To determine the number of solutions for each system of equations, we can compare their slopes. If the slopes are equal, the lines are parallel and there is no solution. If the slopes are different, the lines intersect at a single point and there is one solution. If the slopes are equal and the y-intercepts are also equal, the lines are coincident and there are infinite solutions.

Let's analyze the given systems one by one:

1. y = 5x + 7
3y - 15x = 18

Both equations are in slope-intercept form (y = mx + b), where the slopes (m) are 5 and -5, respectively. Since the slopes are not equal, these lines intersect at a single point and there is one solution.

Answer: One solution

2. y = 3x + 6
y = -13x - 4

Again, both equations are in slope-intercept form, but this time the slopes are 3 and -13, respectively. Once again, the slopes are not equal, so there is one solution.

Answer: One solution

3. x - 2y = 6
3x - 6y = 18

Now, these equations are in standard form, which we'll convert to slope-intercept form first. The first equation can be rearranged to y = 0.5x - 3, and the second equation can be simplified to x - 2y = 6. The slopes of both lines are equal (0.5), but the y-intercepts are different. Therefore, the lines are parallel and there is no solution.

Answer: No solution

4. y = 23x - 1
y = 23x - 2

These equations are in slope-intercept form and both have the same slope (23). However, the y-intercepts are different, indicating that the lines are parallel and there is no solution.

Answer: No solution

Summary:
1. One solution
2. One solution
3. No solution
4. No solution

Answer 3

[AI-generated answer — Explain Bot]

To determine the number of solutions for each system of equations, you can use your graphing calculator. Here's how:

1. Enter the first equation, y = 5x + 7, into the equation editor of your graphing calculator.
2. Enter the second equation, 3y - 15x = 18, into the equation editor as well.
3. Graph both equations on the same coordinate system using the graphing function of your calculator.
4. Look at the intersection point(s) of the two graphs.

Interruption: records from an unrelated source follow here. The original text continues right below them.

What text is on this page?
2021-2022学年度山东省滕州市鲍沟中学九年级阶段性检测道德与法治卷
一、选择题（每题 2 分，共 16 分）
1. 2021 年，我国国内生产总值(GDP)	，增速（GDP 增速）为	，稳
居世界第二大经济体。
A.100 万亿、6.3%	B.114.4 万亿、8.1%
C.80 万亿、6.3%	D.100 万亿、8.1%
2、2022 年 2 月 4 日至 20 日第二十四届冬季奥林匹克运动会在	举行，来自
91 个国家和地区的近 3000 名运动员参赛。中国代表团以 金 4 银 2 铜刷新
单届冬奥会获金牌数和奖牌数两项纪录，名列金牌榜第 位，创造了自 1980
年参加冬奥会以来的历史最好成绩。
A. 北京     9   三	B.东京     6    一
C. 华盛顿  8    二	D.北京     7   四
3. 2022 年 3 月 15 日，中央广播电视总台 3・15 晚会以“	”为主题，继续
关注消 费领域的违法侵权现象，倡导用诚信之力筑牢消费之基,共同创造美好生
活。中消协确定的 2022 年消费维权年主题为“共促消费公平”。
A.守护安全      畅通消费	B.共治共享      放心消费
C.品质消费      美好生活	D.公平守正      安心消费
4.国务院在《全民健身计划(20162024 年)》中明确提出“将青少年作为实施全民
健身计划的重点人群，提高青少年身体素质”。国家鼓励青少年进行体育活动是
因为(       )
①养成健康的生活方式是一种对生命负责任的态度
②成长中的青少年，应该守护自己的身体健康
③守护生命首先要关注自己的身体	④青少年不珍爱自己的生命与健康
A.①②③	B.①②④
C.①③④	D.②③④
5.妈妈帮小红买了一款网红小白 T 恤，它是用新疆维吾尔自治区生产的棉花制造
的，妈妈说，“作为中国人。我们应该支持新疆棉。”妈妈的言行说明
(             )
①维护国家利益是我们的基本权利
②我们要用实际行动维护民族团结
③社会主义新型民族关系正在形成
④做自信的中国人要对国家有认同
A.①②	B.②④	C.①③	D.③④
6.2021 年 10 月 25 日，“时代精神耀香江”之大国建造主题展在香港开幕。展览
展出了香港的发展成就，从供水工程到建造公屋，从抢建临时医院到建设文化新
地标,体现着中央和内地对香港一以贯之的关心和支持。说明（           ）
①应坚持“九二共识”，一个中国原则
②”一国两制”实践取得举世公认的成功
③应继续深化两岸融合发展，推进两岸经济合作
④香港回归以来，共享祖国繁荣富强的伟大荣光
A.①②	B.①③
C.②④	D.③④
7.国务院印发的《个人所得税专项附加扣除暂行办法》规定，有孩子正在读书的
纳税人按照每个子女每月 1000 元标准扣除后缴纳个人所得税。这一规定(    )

Now let's analyze each system of equations:

1. y = 5x + 7
3y - 15x = 18

If the two graphs intersect at a single point, then the system has one solution. If the graphs are parallel and never intersect, then the system has no solution. If the graphs overlap each other (coincide) completely, then the system has infinitely many solutions.

2. y = 3x + 6
y = -13x - 4

Perform the same steps as mentioned above to graph the equations and determine the number of solutions.

3. x - 2y = 6
3x - 6y = 18

Again, graph the equations and analyze the intersection point(s) to determine the number of solutions.

4. y = 23x - 1
y = 23x - 2

Follow the same process as before to graph the equations and find the number of solutions.

After graphing the equations and observing the intersections, you can match the systems of equations with the appropriate number of solutions: One solution, No solution, or Infinite solutions.